あしたの星を待っている



それじゃ、と電話を切った頃には、雨は本格的な降りに変わっていた。

夏特有のゲリラ豪雨だ。

突然の雨に傘のない人たちは走り出し、道路はあっと言う間に水浸しになる。

私は折り畳み傘を持っていたので広げてみたけど、跳ね返る水で靴は既にびしょ濡れだし、横殴りの雨で傘が傘の役目を果たしていない。

もうなんか、抵抗するだけ無駄なんじゃ……。

そんな開き直り気分で顔だけは死守しながら、雨宿りすることなく家路を急いだ。


「あれ」


けれど、この角を曲がれば家が見える、といったところまで帰ってきて、違和感を覚えた。

庭の洗濯物が出しっぱなしになっている。

完璧主義者のお母さんが入れ忘れているはずないのになぁ、と思いながらインターフォンを押すけど、反応がない。
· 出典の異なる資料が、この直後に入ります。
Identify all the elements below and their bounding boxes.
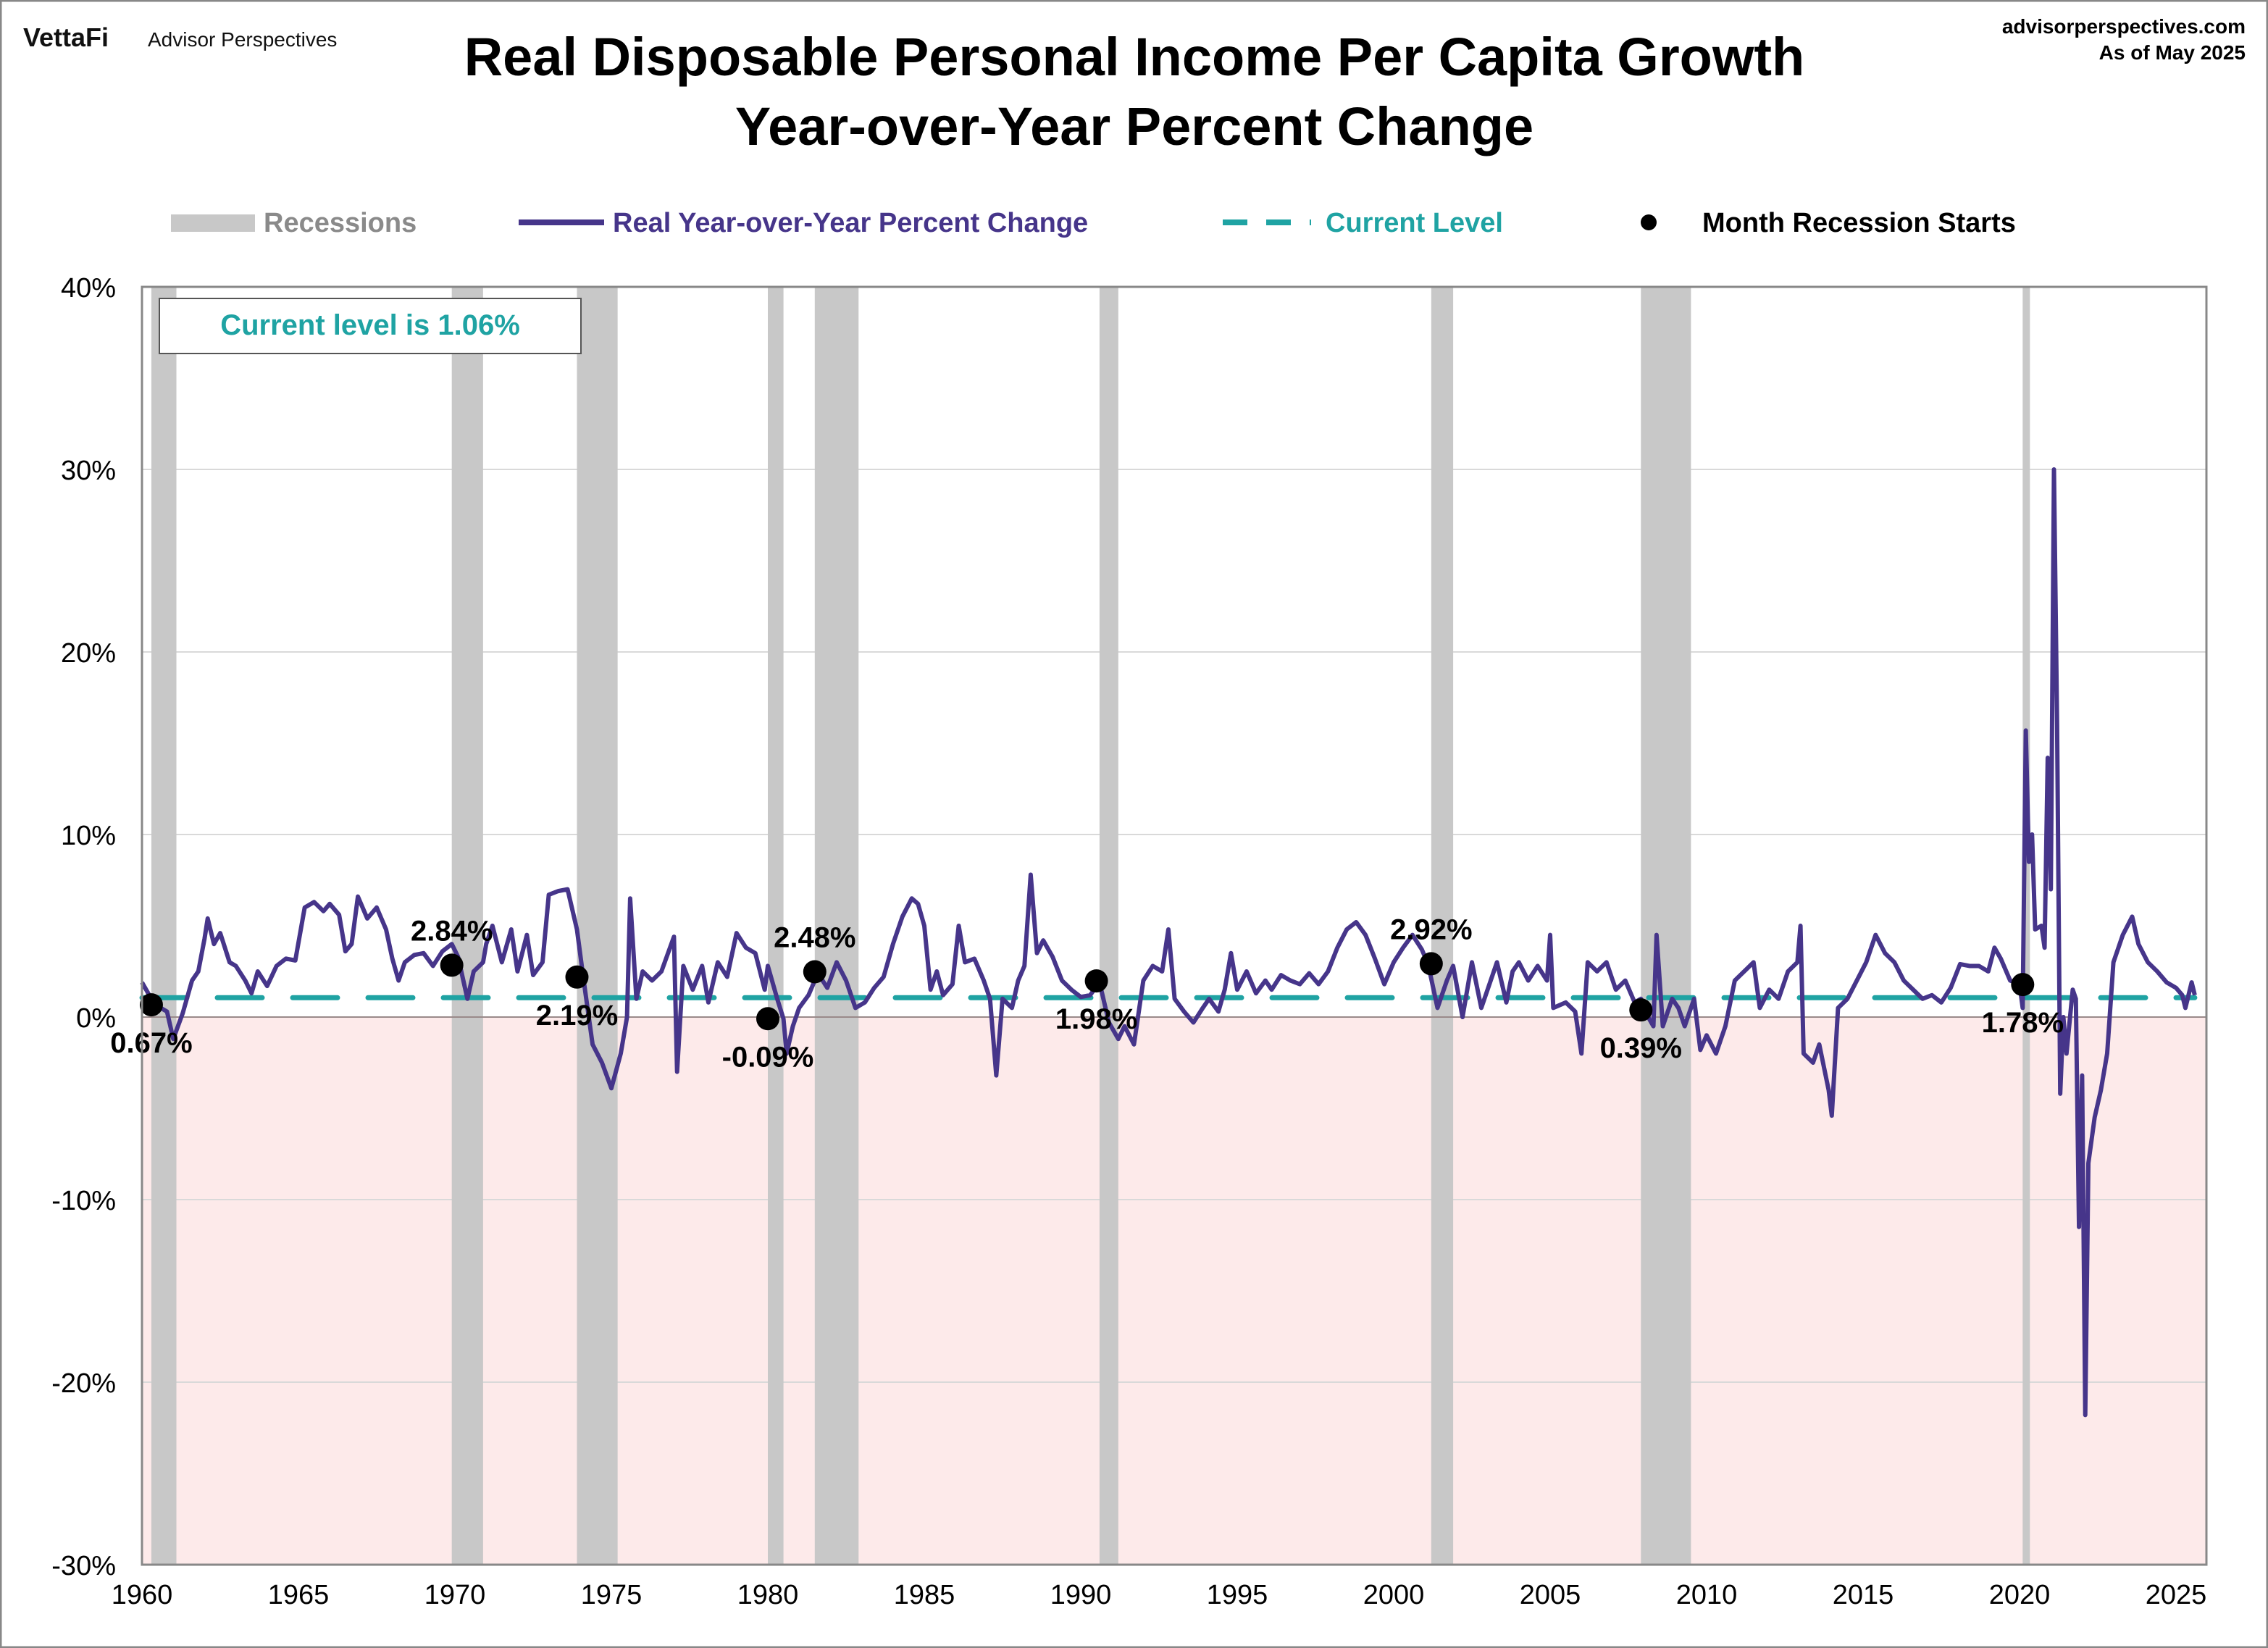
recession-start-label: 1.78% xyxy=(1982,1007,2064,1039)
recession-band xyxy=(814,287,859,1565)
recession-start-dot xyxy=(139,993,163,1017)
y-tick-label: 20% xyxy=(61,638,116,669)
x-tick-label: 1965 xyxy=(268,1580,330,1610)
website: advisorperspectives.com xyxy=(2002,15,2246,38)
recession-band xyxy=(2022,287,2030,1565)
recession-start-label: 2.92% xyxy=(1390,913,1472,945)
x-tick-label: 2000 xyxy=(1363,1580,1425,1610)
recession-start-dot xyxy=(756,1007,779,1031)
recession-band xyxy=(1099,287,1118,1565)
legend-series-label: Real Year-over-Year Percent Change xyxy=(613,208,1088,238)
legend-recessions-label: Recessions xyxy=(264,208,417,238)
y-tick-label: -30% xyxy=(51,1551,116,1581)
annotation-box: Current level is 1.06% xyxy=(159,298,582,354)
recession-band xyxy=(1641,287,1691,1565)
recession-start-label: 1.98% xyxy=(1055,1003,1137,1035)
recession-start-dot xyxy=(440,953,464,977)
recession-band xyxy=(577,287,618,1565)
y-tick-label: 0% xyxy=(76,1003,116,1034)
brand-name: Advisor Perspectives xyxy=(148,28,337,51)
recession-band xyxy=(151,287,177,1565)
x-tick-label: 1980 xyxy=(737,1580,799,1610)
y-tick-label: -20% xyxy=(51,1368,116,1399)
vettafi-logo: VettaFi xyxy=(23,22,109,52)
y-tick-label: 40% xyxy=(61,273,116,304)
legend: Recessions Real Year-over-Year Percent C… xyxy=(171,208,2016,238)
x-tick-label: 1995 xyxy=(1207,1580,1268,1610)
x-tick-label: 2005 xyxy=(1520,1580,1581,1610)
x-tick-label: 1985 xyxy=(894,1580,955,1610)
x-tick-label: 2015 xyxy=(1833,1580,1894,1610)
x-tick-label: 1990 xyxy=(1050,1580,1112,1610)
current-level-annotation: Current level is 1.06% xyxy=(220,309,520,341)
x-tick-label: 2020 xyxy=(1989,1580,2051,1610)
legend-dot-swatch xyxy=(1641,214,1657,230)
recession-start-dot xyxy=(1629,998,1653,1022)
recession-start-label: 2.48% xyxy=(774,922,855,954)
x-tick-label: 2025 xyxy=(2146,1580,2207,1610)
recession-start-label: -0.09% xyxy=(722,1041,814,1073)
recession-start-dot xyxy=(2011,973,2035,997)
x-tick-label: 1960 xyxy=(112,1580,173,1610)
plot-border xyxy=(141,285,2208,1566)
recession-band xyxy=(451,287,483,1565)
chart-title: Real Disposable Personal Income Per Capi… xyxy=(464,27,1805,87)
recession-start-dot xyxy=(565,965,589,989)
recession-start-label: 2.19% xyxy=(536,1000,618,1032)
negative-band xyxy=(142,1017,2206,1565)
recession-start-dot xyxy=(1084,969,1108,993)
y-tick-label: 30% xyxy=(61,456,116,486)
recession-start-label: 2.84% xyxy=(411,915,493,947)
y-tick-label: 10% xyxy=(61,821,116,851)
legend-dot-label: Month Recession Starts xyxy=(1702,208,2016,238)
recession-start-dot xyxy=(803,960,827,984)
legend-recessions-swatch xyxy=(171,214,255,232)
recession-band xyxy=(768,287,784,1565)
as-of-date: As of May 2025 xyxy=(2099,41,2246,64)
recession-start-dot xyxy=(1419,952,1443,976)
recession-start-label: 0.67% xyxy=(110,1027,192,1059)
series-line xyxy=(140,467,2197,1418)
x-tick-label: 2010 xyxy=(1676,1580,1738,1610)
plot-area: -30% -20% -10% 0% 10% 20% 30% 40% 0.67% 2.84% 2.19… xyxy=(51,273,2208,1610)
y-tick-label: -10% xyxy=(51,1186,116,1216)
recession-band xyxy=(1431,287,1454,1565)
x-tick-label: 1975 xyxy=(581,1580,643,1610)
chart-subtitle: Year-over-Year Percent Change xyxy=(735,96,1533,156)
legend-current-label: Current Level xyxy=(1326,208,1503,238)
x-tick-label: 1970 xyxy=(424,1580,486,1610)
recession-start-label: 0.39% xyxy=(1600,1032,1682,1064)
まさかと思い、玄関のドアを引いてみたけど鍵か掛かっていて――。

どうしよう、鍵、持ってない。


「おい、どうした?」


呆然と立ち尽くしていると、隣の家の窓が開いた。

声の主は誰かと確かめるまでもなく、瑠偉くんだ。彼はこちらに身を乗り出して、ずぶ濡れになった私にタオルを投げた。